Mike Seely wrote a review last week of a Sturgill Simpson concert, held in a small Washington State city park. Given Simpson’s meteoric rise this year, Seely called the show “Sturgill Simpson’s Last Small Stage.” You might be able to say something similar about Fullbright and Hill Country. He’s on tour with Shovels & Rope – hardly the same as the Zac Brown Band but still legit – and he’s racking up the awards and high-profile appearances, even appearing on Letterman last month. Saving Country Music said “Songs” is worthy of being mentioned alongside Tom Waits and Bob Dylan, proclaiming that “John Fullbright sets the standard by which all other songwriters will be measured by in 2014.” And Lynne Margolis of American Songwriter said wrote, “Neil Young was 24 when he released After the Gold Rush. Joni Mitchell recorded Blue at 27… John Fullbright’s Songs could take its place in that same pantheon of hallowed musical masterpieces.” (When I mentioned the AS review to him after the show, I believe his words were “Fuck that noise.” Gotta love a man able to shrug off the pressure and keep focused on the music and writing that matter most!)
My favorite song was the poignant “When You’re Here.” It’s a true masterpiece, but the song that’s probably gotten the most coverage so far is the first track, “Happy” (the one he sang on Letterman), which flips a lot of country songwriting on its head.
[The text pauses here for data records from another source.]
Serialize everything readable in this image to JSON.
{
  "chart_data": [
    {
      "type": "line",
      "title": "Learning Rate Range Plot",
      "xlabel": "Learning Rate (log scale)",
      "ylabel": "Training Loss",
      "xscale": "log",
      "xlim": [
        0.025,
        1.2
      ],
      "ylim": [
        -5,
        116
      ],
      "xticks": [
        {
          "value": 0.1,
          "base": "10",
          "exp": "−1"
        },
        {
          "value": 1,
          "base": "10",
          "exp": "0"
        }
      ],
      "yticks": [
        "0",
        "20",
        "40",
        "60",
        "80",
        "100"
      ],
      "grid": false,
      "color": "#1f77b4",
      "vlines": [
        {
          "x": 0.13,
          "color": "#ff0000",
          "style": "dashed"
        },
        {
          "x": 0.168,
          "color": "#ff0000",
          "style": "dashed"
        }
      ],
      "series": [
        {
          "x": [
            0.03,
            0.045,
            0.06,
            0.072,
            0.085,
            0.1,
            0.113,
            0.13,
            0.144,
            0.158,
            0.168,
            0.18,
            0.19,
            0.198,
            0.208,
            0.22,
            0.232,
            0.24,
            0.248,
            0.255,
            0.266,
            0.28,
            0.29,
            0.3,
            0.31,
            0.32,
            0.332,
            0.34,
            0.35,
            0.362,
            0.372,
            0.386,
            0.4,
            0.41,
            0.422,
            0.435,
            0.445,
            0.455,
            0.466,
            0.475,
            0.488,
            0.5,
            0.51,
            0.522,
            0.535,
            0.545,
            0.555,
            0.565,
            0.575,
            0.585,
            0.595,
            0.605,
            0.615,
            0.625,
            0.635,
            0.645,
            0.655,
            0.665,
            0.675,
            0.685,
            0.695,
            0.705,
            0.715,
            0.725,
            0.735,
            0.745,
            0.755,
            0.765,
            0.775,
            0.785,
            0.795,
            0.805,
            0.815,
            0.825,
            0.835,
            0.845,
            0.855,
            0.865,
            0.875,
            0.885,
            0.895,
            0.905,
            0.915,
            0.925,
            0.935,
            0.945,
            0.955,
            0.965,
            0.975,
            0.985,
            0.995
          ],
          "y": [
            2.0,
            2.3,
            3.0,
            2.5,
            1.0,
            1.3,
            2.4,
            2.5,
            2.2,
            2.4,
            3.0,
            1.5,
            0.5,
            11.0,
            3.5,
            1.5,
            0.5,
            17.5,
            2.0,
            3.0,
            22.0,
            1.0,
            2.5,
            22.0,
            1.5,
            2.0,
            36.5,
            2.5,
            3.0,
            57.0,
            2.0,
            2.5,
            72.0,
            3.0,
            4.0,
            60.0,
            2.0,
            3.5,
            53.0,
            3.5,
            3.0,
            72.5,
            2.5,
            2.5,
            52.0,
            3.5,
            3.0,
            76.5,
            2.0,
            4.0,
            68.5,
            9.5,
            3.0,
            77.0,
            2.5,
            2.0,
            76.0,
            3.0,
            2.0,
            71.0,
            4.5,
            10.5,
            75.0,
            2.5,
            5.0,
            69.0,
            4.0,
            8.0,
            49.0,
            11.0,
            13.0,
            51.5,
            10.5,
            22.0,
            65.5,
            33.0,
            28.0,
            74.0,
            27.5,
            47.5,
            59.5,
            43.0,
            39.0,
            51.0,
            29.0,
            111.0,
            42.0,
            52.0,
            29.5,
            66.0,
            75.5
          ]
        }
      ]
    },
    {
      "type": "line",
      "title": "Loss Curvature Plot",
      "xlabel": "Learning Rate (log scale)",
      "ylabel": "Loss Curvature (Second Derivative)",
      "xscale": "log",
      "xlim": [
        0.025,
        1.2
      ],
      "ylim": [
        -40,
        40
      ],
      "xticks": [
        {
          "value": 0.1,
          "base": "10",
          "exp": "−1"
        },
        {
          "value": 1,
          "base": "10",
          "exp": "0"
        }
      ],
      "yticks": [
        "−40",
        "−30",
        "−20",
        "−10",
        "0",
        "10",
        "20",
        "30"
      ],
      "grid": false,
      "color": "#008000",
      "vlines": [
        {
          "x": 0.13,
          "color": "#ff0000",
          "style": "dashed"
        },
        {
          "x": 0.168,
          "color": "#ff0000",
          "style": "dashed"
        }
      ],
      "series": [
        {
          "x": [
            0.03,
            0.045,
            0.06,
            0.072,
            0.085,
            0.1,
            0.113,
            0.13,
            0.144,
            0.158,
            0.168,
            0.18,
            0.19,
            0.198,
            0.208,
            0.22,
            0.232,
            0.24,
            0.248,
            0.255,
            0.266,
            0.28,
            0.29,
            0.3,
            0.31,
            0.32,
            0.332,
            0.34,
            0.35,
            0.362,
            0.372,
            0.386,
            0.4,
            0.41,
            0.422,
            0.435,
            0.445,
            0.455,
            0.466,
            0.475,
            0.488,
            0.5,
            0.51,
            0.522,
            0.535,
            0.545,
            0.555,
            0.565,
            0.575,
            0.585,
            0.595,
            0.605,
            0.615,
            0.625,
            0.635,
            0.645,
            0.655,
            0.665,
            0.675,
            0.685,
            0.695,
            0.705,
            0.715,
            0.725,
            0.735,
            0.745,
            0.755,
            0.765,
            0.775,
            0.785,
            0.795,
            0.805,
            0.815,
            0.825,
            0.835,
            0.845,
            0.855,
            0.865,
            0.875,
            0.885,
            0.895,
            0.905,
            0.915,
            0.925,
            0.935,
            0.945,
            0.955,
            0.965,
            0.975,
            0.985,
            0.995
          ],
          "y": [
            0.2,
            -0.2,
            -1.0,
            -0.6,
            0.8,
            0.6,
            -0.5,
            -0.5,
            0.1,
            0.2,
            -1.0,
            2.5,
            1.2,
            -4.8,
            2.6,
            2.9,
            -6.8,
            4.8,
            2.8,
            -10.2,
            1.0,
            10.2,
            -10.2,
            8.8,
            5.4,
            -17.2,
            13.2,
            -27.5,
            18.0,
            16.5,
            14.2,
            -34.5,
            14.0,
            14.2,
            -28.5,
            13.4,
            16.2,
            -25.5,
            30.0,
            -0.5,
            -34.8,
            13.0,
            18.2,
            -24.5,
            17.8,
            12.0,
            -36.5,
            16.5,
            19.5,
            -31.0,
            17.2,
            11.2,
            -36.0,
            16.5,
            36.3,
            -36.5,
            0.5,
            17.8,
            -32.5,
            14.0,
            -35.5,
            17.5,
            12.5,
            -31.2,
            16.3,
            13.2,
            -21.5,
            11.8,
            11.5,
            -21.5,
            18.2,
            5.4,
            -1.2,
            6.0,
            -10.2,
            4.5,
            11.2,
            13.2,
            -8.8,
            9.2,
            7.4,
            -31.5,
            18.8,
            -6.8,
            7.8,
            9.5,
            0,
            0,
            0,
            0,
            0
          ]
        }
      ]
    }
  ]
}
Instead of dwelling on a breakup’s sadness and using it to fuel his craft in the stereotypical ways we Americana fans selfishly demand, he says he wants to end the fight with a lover instead of winning it, simply asking, “What’s so bad about happy?” Another one that makes me pause is “She Knows” – its list of things only his lover knows about him makes a fun juxtaposition with Ray Charles’ “You Don’t Know Me,” especially since some of Fullbright’s other melodies remind me just a little of that Charles song.
There aren’t really any anthems here, and other than the whistling on “Happy,” nothing really sticks in your head for hours on end for musical rather than lyrical reasons. But that’s not the point. The lyrics are deep and poignant and make you freeze in place, even for friends who were hearing them for the first time in a live venue. This man really knows how to capture those emotions we all feel at rare but powerful moments in our lives, and pairs the lyrics with exactly the right melodies for them – which is precisely what music should do: Take my hand so we don’t get lost // I spent the coin I used to toss// And never knew what luck would cost// Until I bet it in the end // Never claimed to soar so high// That I forgot that I could fly // If you never knew what never was // You’d never cry again
I met him after the show, and we talked a bit about the state of Nashville today and our shared love for the songwriting of Bruce Robison. Fullbright’s tone was genuine and admiring when he spoke about the Texas country singer/songwriter: “Wow. If there was any justice in this world, that guy would be famous in his own right and a millionaire several times over!” Very true, and Robison is a great influence to have. If Fullbright keeps it up, he’ll find at least the same songwriting success Robison has found with three #1 hits, and hopefully also the on-stage success that we agreed Robison – and now Fullbright – deserves.